Les employés de la CPT se pincent encore pour se convaincre qu'ils n'ont pas rêvé. Ils ont eu raison sur toute la ligne dans le conflit qui les a opposés pendant dix jours au bureau du comité central, l'organe qui prend les décisions politiques concernant la caisse maladie. Le président du conseil d'administration, Walter Brun, a démissionné, et l'ancienne équipe dirigeante a été réintégrée au complet (Le Temps du 26 août). Une demi-journée de grève, beaucoup de détermination et de solidarité ont mené à ce résultat étonnant.

Le revirement des membres du bureau a été soudain: mercredi ils étaient déterminés à remplacer les directeurs par des personnes fournies par la société d'audit et de conseil KPMG, et jeudi ils acceptaient le retour des «moutons noirs». Le conflit, qui concerne 300 000 assurés, aurait aussi bien pu s'enliser. «J'aurais aimé que la direction de l'OFAS s'inquiète un peu plus de l'avenir de la caisse, commente Marlyse Dormond, responsable de la filiale lausannoise de la CPT et candidate au Conseil national. J'ai l'impression qu'ils sont un peu timorés et qu'ils n'interviennent que quand il est trop tard, comme dans l'affaire Visana. Je dois dire que ça me touche particulièrement en tant que socialiste.» Marlyse Dormond s'interroge sur le pouvoir de l'OFAS et les limites de sa surveillance à l'égard des assurances. Elle souhaiterait que l'Etat, dans des situations aussi sérieuses, puisse réagir de façon plus ferme.

Fritz Britt, vice-directeur de l'OFAS, estime, de son côté, avoir pris les mesures adéquates: «Ce n'est pas à nous de sauver les assurances, par contre nous devons sauver les assurés. Nous avons suivi pas à pas le développement de la situation. Mardi, j'ai expliqué que les opérations devaient être rétablies dans un certain délai, faute de quoi nous devrions intervenir. Nous aurions pu par exemple nous adresser à une société de révision. Et demander aux employés d'assurer un service minimal.»

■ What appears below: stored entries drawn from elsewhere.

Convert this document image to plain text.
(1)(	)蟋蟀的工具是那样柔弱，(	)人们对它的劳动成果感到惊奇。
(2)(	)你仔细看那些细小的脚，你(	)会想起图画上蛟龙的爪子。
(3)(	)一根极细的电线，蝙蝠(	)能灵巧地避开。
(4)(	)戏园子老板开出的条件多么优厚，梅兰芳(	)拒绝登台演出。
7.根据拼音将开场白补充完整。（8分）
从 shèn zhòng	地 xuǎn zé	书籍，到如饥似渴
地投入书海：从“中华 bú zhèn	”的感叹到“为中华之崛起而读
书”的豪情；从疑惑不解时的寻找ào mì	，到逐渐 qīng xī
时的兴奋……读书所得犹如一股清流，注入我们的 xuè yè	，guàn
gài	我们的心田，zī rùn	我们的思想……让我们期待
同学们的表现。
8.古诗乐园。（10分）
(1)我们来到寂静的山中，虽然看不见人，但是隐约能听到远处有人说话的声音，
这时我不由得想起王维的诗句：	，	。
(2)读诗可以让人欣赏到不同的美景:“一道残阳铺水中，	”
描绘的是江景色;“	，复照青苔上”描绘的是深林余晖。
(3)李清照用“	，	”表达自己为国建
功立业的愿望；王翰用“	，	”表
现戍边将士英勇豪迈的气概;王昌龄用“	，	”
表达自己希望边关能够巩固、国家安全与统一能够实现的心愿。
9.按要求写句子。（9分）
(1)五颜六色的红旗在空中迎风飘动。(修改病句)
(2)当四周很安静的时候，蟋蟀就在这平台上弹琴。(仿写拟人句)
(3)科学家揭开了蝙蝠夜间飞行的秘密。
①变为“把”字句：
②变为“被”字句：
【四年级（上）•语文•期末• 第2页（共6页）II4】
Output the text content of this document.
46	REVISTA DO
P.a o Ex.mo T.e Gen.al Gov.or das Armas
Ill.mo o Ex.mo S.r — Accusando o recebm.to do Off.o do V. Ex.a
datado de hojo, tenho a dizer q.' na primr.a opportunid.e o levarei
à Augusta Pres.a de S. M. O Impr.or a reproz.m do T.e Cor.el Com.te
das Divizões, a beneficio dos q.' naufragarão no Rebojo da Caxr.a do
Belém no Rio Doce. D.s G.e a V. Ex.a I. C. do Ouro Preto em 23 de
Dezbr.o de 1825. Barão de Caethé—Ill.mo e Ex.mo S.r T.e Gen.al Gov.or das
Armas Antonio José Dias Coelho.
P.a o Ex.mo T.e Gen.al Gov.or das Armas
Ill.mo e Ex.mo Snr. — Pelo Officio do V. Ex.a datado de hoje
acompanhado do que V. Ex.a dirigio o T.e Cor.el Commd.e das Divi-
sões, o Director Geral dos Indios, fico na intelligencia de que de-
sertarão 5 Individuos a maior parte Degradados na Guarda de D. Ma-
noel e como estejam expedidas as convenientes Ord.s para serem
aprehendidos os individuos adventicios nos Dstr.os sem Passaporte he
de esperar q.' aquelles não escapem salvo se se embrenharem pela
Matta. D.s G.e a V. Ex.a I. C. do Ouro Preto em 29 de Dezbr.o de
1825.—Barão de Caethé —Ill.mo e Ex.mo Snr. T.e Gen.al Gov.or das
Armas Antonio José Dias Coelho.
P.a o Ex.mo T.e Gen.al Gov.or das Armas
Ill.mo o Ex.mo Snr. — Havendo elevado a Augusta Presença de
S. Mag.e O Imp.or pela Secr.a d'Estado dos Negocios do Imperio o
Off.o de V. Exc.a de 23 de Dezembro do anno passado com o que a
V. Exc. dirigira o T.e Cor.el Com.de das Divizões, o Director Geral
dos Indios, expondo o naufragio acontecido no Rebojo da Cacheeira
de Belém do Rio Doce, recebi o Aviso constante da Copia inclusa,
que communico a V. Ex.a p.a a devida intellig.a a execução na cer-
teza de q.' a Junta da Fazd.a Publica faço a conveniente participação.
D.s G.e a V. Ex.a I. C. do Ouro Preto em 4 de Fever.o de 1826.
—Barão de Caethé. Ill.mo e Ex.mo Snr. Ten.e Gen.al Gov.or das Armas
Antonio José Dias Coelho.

L'OFAS a bel et bien fixé un ultimatum à la CPT. «M. Britt nous a demandé de lui soumettre un plan avec des suggestions concrètes dans la semaine, faute de quoi il interviendrait», explique Marc Stucki de la KPMG. Selon lui, cette mise au point a certes joué un rôle, mais c'est avant tout la pression des assurés, pour lesquels il fallait reprendre le travail au plus vite, qui a été déterminante. Mais la KPMG a surtout fait réaliser aux membres du comité central qu'on ne pouvait changer une équipe de directeurs en un tour de passe-passe.